More from Bennetts

David Henderson of Bennetts Associates presented the practice’s BREEAM Excellent New Street Square project as part of the ‘Concrete Elegance’ talks at the Building Centre last week.

Beginning with the orientation of the New Street Square development, the practice’s holistic approach to the site’s environmental, social and economic issues was clear. By designing five separate buildings, as opposed to one, and by keeping the concrete floor slabs at constant heights throughout the development, the buildings are flexible and allow the possibility of links between the buildings in future should the need arise.

Building heights  were dictated by sun paths and the desire to maximise sunlight in the public open spaces.

Locating the low-rise Building 3 to the east allows morning sun to reach the inner square while the 18-storey tower to the north casts its shadow outside the development.

Detailed shading solutions include louvres which vary in response to sun conditions in specific areas of the site. In contrast with the shaded north facades, the buildings facing east are fitted with solar-control glass and fritting to screenout the morning sun.

By devising three options for ‘internal comfort control’, Bennetts Associates’ prepared the building for future tightening of energy regulations.
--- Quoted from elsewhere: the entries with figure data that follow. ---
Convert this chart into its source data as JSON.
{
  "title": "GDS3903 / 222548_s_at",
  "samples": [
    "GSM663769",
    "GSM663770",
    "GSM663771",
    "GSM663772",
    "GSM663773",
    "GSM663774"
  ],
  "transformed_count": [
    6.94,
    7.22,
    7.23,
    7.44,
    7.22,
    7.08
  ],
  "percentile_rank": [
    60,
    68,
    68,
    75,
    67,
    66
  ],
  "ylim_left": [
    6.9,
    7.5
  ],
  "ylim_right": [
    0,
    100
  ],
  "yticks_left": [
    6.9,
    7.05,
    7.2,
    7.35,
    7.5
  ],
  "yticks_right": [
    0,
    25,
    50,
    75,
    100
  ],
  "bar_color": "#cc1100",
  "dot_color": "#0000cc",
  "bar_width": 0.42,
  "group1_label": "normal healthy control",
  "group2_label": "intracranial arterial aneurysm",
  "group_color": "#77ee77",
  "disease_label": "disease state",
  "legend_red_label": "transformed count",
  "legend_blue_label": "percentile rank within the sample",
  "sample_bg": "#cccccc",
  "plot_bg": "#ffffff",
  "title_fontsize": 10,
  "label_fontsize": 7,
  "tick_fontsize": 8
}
Alongside the currently favoured fan-coil air-conditioning, air can be supplied from the floor void in tandem with passive chilled beams as well as at high level through an active chilled beam.

The building itself is only part of the story. It is the occupants who will have to make the effort to remember, for example, to purge the building at night by opening windows to allow air flow ( this has yet to be put into action by tenants). Bennetts Associates hope that, with decreasing noise levels predicted for the City, this purging will take off, but old habits die hard.

New Street Square’s annual CO2 emissions are not far off the original predictions (in buildings with fan-coils, 46-66kg CO2/m² per annum, in buildings with active chilled beams, 40-60kg CO2/m² per annum. The typical City office: 134kg CO2/m² per annum). This is largely due to the firm’s dedication to reducing embodied CO2 and transportation of materials. Bennetts Associates was involved in monitoring construction transport.

David Henderson believes that if the design were to be submitted today the predicted annual CO2 emissions would be even lower, at 30kg CO2/m² per annum or less.